Nettoyage et résiliation : le dernier test doit fonctionner sans l’ancien Mac

Quand l’ancienne machine peut-elle être nettoyée sans risque ?

Elle peut être nettoyée uniquement lorsque le nouveau Mac a terminé un cycle représentatif : récupération propre, compilation, Archive, signature, export ou téléversement, conservation de l’artefact et exécution automatisée. Le test doit ensuite être répété avec l’ancien environnement hors ligne.

Cette dernière simulation révèle les dépendances oubliées :

  • script qui pointe vers un chemin local ;
  • clé d’API encore présente uniquement sur l’ancien trousseau ;
  • profil téléchargé automatiquement par l’ancien compte ;
  • variable fournie par un service d’arrière-plan ;
  • Runner toujours actif ;
  • archive ou dSYM stocké dans un partage non sauvegardé.

Le nettoyage doit ensuite suivre une liste ordonnée. Il faut arrêter les services, retirer l’ancien Runner selon la procédure officielle, supprimer les tâches planifiées, révoquer ou faire tourner les secrets qui ne doivent plus exister, puis effacer les fichiers temporaires et les historiques contenant des paramètres sensibles. Les dossiers partagés, les journaux et l’historique du shell doivent être contrôlés séparément.

La décision finale peut prendre trois formes :

  • résiliation immédiate : toutes les preuves sont disponibles et le test hors ligne réussit ;
  • courte période parallèle : le nouveau Mac publie, mais un élément de récupération reste à vérifier ;
  • retour à l’ancien environnement : l’Archive, la signature, le téléversement ou la reprise automatisée échoue.

Pour préparer le nouvel environnement, les conditions d’un Mac distant adapté à Xcode 27 peuvent être comparées avant l’échéance de l’ancien contrat.
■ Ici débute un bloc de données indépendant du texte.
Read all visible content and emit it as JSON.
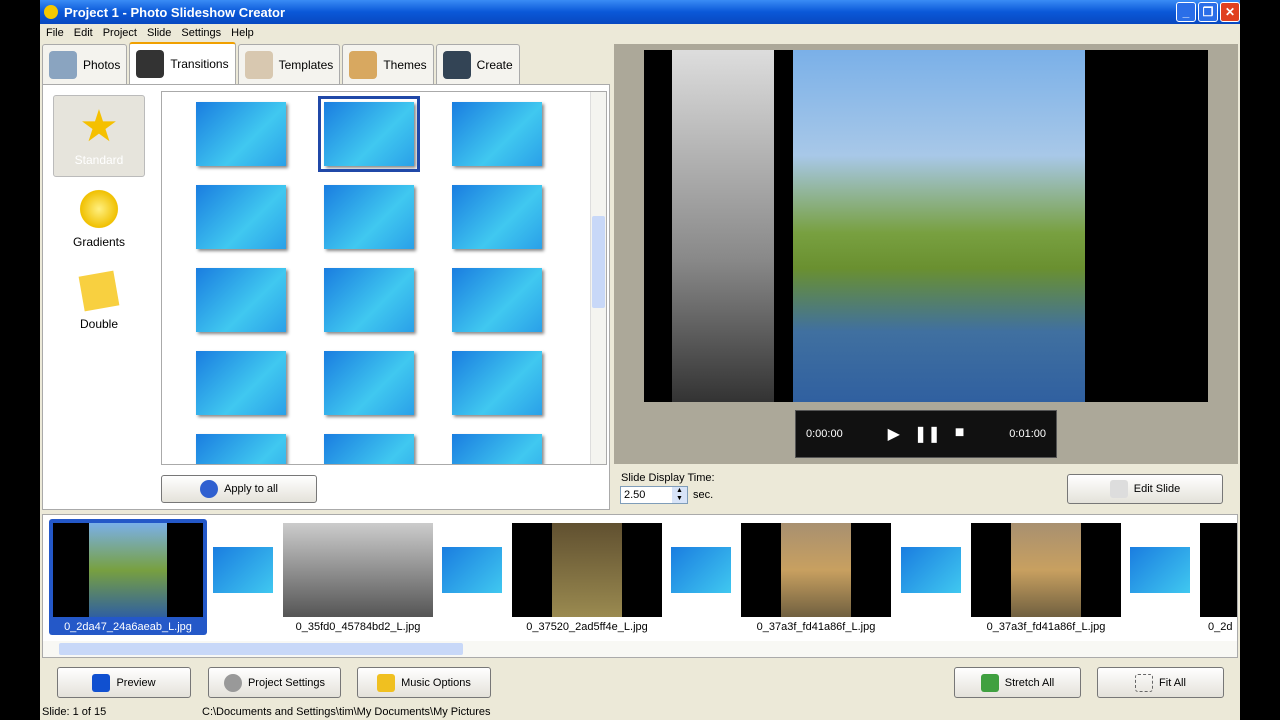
{
  "window": {
    "title": "Project 1 - Photo Slideshow Creator",
    "icon": "smiley-icon"
  },
  "menu": [
    "File",
    "Edit",
    "Project",
    "Slide",
    "Settings",
    "Help"
  ],
  "tabs": [
    {
      "label": "Photos",
      "icon": "camera-icon"
    },
    {
      "label": "Transitions",
      "icon": "magic-hat-icon",
      "active": true
    },
    {
      "label": "Templates",
      "icon": "notebook-icon"
    },
    {
      "label": "Themes",
      "icon": "palette-icon"
    },
    {
      "label": "Create",
      "icon": "camcorder-icon"
    }
  ],
  "categories": [
    {
      "label": "Standard",
      "active": true
    },
    {
      "label": "Gradients"
    },
    {
      "label": "Double"
    }
  ],
  "apply_all": "Apply to all",
  "player": {
    "current": "0:00:00",
    "total": "0:01:00"
  },
  "slide_time": {
    "label": "Slide Display Time:",
    "value": "2.50",
    "unit": "sec."
  },
  "edit_slide": "Edit Slide",
  "slides": [
    "0_2da47_24a6aeab_L.jpg",
    "0_35fd0_45784bd2_L.jpg",
    "0_37520_2ad5ff4e_L.jpg",
    "0_37a3f_fd41a86f_L.jpg",
    "0_37a3f_fd41a86f_L.jpg",
    "0_2d"
  ],
  "buttons": {
    "preview": "Preview",
    "project_settings": "Project Settings",
    "music_options": "Music Options",
    "stretch_all": "Stretch All",
    "fit_all": "Fit All"
  },
  "status": {
    "slide": "Slide: 1 of 15",
    "path": "C:\\Documents and Settings\\tim\\My Documents\\My Pictures"
  }
}
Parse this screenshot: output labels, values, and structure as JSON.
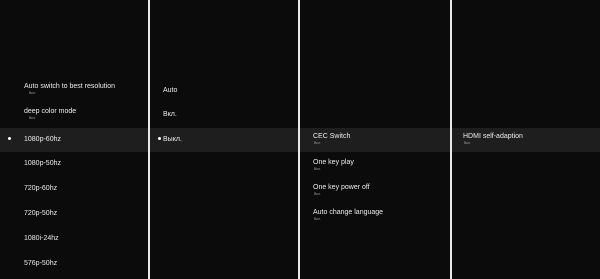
{
  "resolution_menu": {
    "items": [
      {
        "label": "Auto switch to best resolution",
        "sub": "Вкл."
      },
      {
        "label": "deep color mode",
        "sub": "Вкл."
      },
      {
        "label": "1080p-60hz",
        "selected": true
      },
      {
        "label": "1080p-50hz"
      },
      {
        "label": "720p-60hz"
      },
      {
        "label": "720p-50hz"
      },
      {
        "label": "1080i-24hz"
      },
      {
        "label": "576p-50hz"
      }
    ]
  },
  "option_menu": {
    "items": [
      {
        "label": "Auto"
      },
      {
        "label": "Вкл."
      },
      {
        "label": "Выкл.",
        "selected": true
      }
    ]
  },
  "cec_menu": {
    "items": [
      {
        "label": "CEC Switch",
        "sub": "Вкл."
      },
      {
        "label": "One key play",
        "sub": "Вкл."
      },
      {
        "label": "One key power off",
        "sub": "Вкл."
      },
      {
        "label": "Auto change language",
        "sub": "Вкл."
      }
    ]
  },
  "hdmi_menu": {
    "items": [
      {
        "label": "HDMI self-adaption",
        "sub": "Вкл."
      }
    ]
  },
  "colors": {
    "background": "#0b0b0b",
    "highlight_row": "#1e1e1e",
    "divider": "#e9e9e9",
    "text": "#ececec",
    "subtext": "#9a9a9a"
  },
  "icons": {
    "selected_marker": "selected-dot-icon"
  }
}
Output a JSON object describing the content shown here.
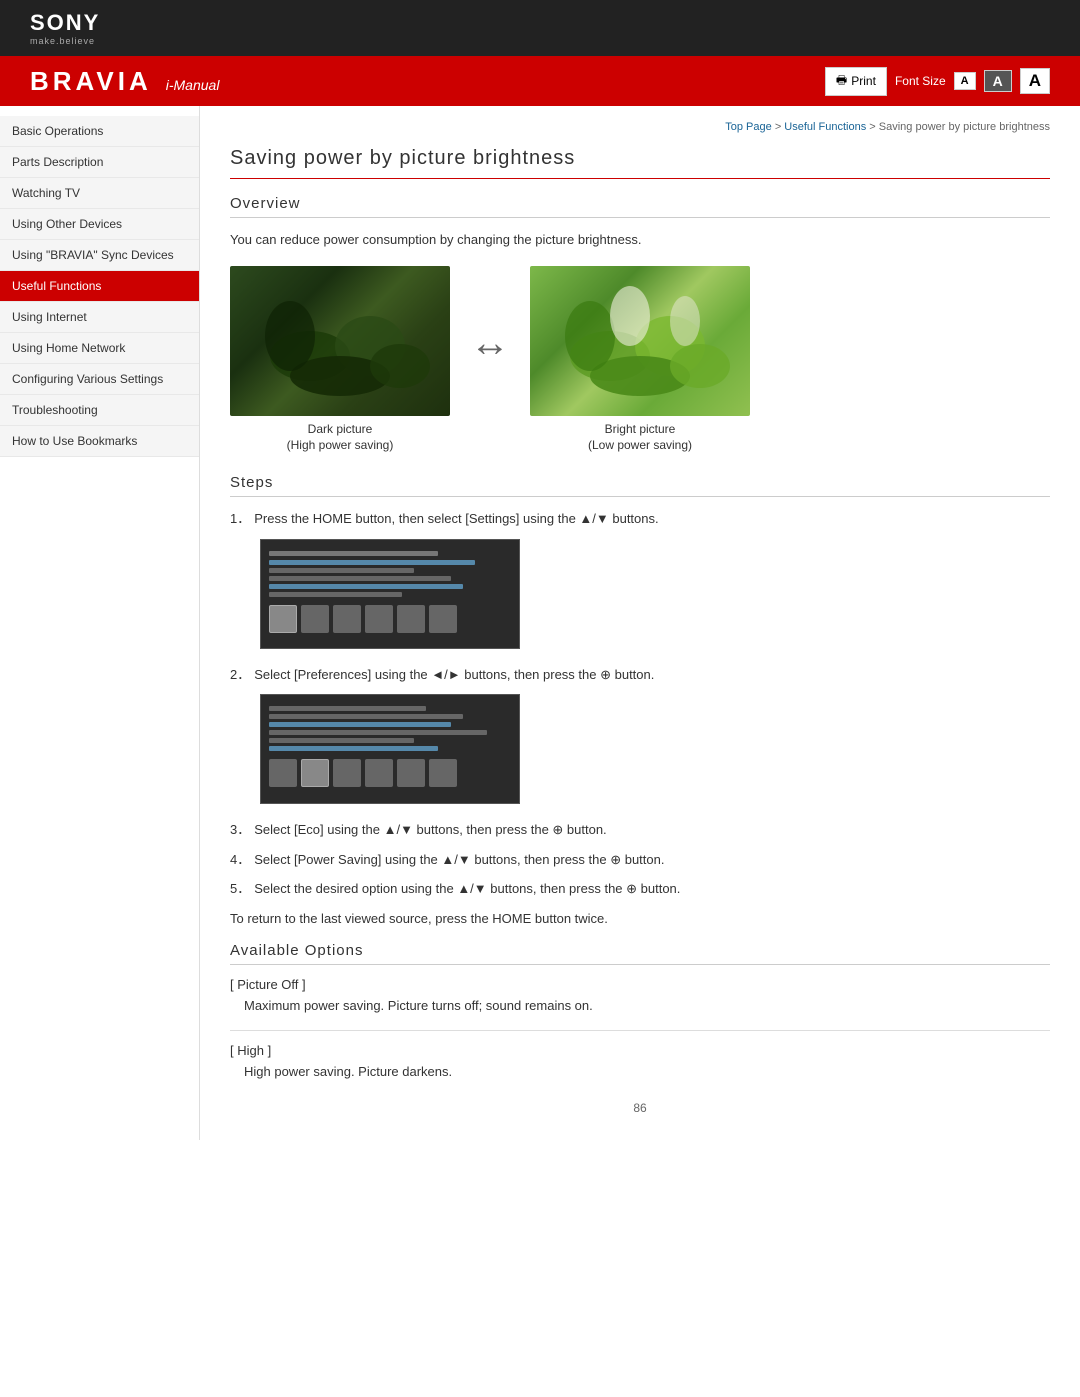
{
  "header": {
    "sony_logo": "SONY",
    "sony_tagline": "make.believe",
    "bravia_logo": "BRAVIA",
    "imanual": "i-Manual",
    "print_label": "Print",
    "font_size_label": "Font Size",
    "font_small": "A",
    "font_medium": "A",
    "font_large": "A"
  },
  "breadcrumb": {
    "top_page": "Top Page",
    "useful_functions": "Useful Functions",
    "current": "Saving power by picture brightness"
  },
  "sidebar": {
    "items": [
      {
        "id": "basic-operations",
        "label": "Basic Operations",
        "active": false
      },
      {
        "id": "parts-description",
        "label": "Parts Description",
        "active": false
      },
      {
        "id": "watching-tv",
        "label": "Watching TV",
        "active": false
      },
      {
        "id": "using-other-devices",
        "label": "Using Other Devices",
        "active": false
      },
      {
        "id": "using-bravia-sync",
        "label": "Using \"BRAVIA\" Sync Devices",
        "active": false
      },
      {
        "id": "useful-functions",
        "label": "Useful Functions",
        "active": true
      },
      {
        "id": "using-internet",
        "label": "Using Internet",
        "active": false
      },
      {
        "id": "using-home-network",
        "label": "Using Home Network",
        "active": false
      },
      {
        "id": "configuring-various",
        "label": "Configuring Various Settings",
        "active": false
      },
      {
        "id": "troubleshooting",
        "label": "Troubleshooting",
        "active": false
      },
      {
        "id": "how-to-use-bookmarks",
        "label": "How to Use Bookmarks",
        "active": false
      }
    ]
  },
  "content": {
    "page_title": "Saving power by picture brightness",
    "overview_heading": "Overview",
    "overview_text": "You can reduce power consumption by changing the picture brightness.",
    "dark_caption_line1": "Dark picture",
    "dark_caption_line2": "(High power saving)",
    "bright_caption_line1": "Bright picture",
    "bright_caption_line2": "(Low power saving)",
    "steps_heading": "Steps",
    "steps": [
      {
        "num": "1",
        "text": "Press the HOME button, then select [Settings] using the ▲/▼ buttons.",
        "has_screenshot": true
      },
      {
        "num": "2",
        "text": "Select  [Preferences] using the ◄/► buttons, then press the ⊕ button.",
        "has_screenshot": true
      },
      {
        "num": "3",
        "text": "Select [Eco] using the ▲/▼ buttons, then press the ⊕ button.",
        "has_screenshot": false
      },
      {
        "num": "4",
        "text": "Select [Power Saving] using the ▲/▼ buttons, then press the ⊕ button.",
        "has_screenshot": false
      },
      {
        "num": "5",
        "text": "Select the desired option using the ▲/▼ buttons, then press the ⊕ button.",
        "has_screenshot": false
      }
    ],
    "return_text": "To return to the last viewed source, press the HOME button twice.",
    "available_options_heading": "Available Options",
    "options": [
      {
        "label": "[ Picture Off ]",
        "desc": "Maximum power saving. Picture turns off; sound remains on."
      },
      {
        "label": "[ High ]",
        "desc": "High power saving. Picture darkens."
      }
    ],
    "page_number": "86"
  }
}
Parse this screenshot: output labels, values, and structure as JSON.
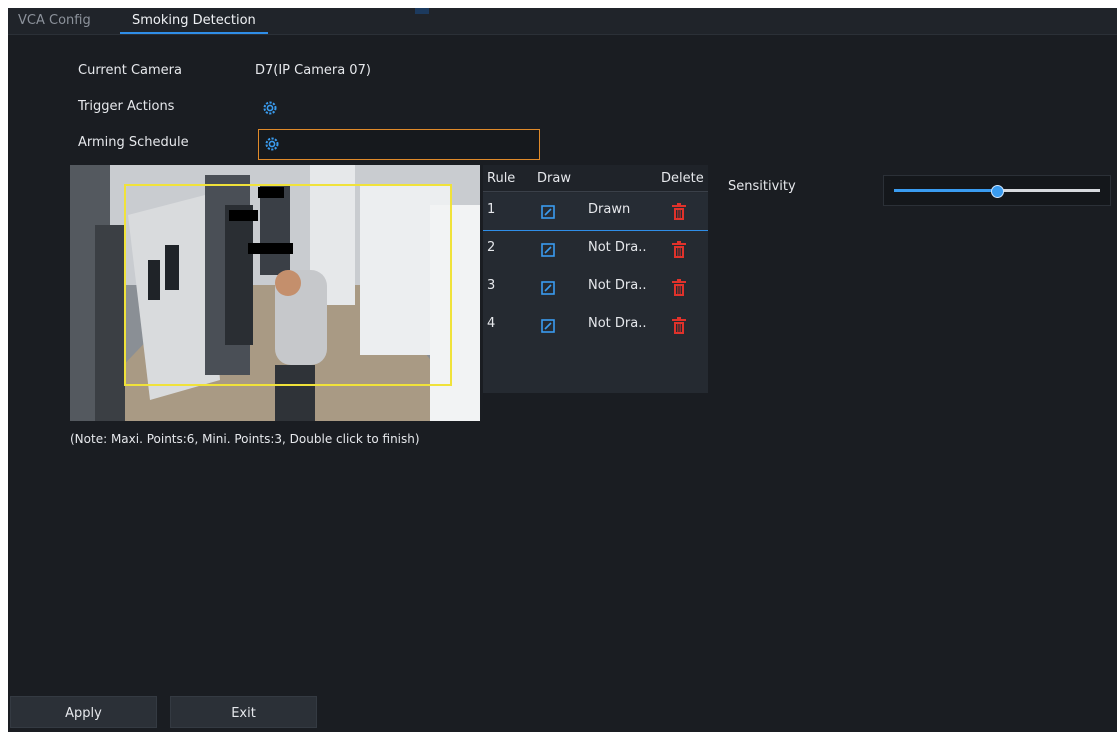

L’enjeu n’est pas seulement d’obtenir une machine accessible : il faut confirmer l’accès administrateur, le mode d’accès distant, la persistance des services et la possibilité de reconstruire le processus sans dépendance cachée.

Le choix final : migrer proprement ou prolonger l’environnement actuel

Une machine de build existante semble plus simple à conserver, mais elle peut concentrer les risques : clé privée unique, sauvegardes locales, Runner non documenté et dépendance à un compte humain. La prolonger repousse le problème sans améliorer la récupération.

À l’inverse, un Mac acheté localement donne un contrôle physique, mais impose l’immobilisation du matériel, la maintenance, la disponibilité électrique et la gestion du réseau. Pour un projet audio ou vidéo qui nécessite des périphériques physiques, ce contrôle peut être déterminant. Pour une chaîne iOS qui a surtout besoin de Xcode, de signature, d’Archive et d’un service disponible à distance, un Mac distant correctement préparé peut être plus souple.

Les offres et modes de fonctionnement doivent être examinés selon le besoin réel, notamment à travers les conditions de location d’un Mac mini. Cette option n’est pas automatiquement préférable à un achat pour une charge lourde et stable sur plusieurs années, ni pour un projet exigeant des interfaces physiques locales. Elle devient pertinente lorsque l’environnement actuel arrive à échéance, qu’une équipe doit reconstruire rapidement sa chaîne ou qu’un serveur de publication doit rester accessible sans acheter une machine dédiée.

La règle opérationnelle reste simple : sauvegarder ne signifie pas déplacer des fichiers. Il faut prouver que le nouvel environnement peut reconstruire, signer, publier, retrouver les symboles, reprendre les tâches automatisées et fonctionner lorsque l’ancien Mac est réellement hors ligne. Ce n’est qu’après cette preuve que la résiliation ou le nettoyage cesse d’être un pari.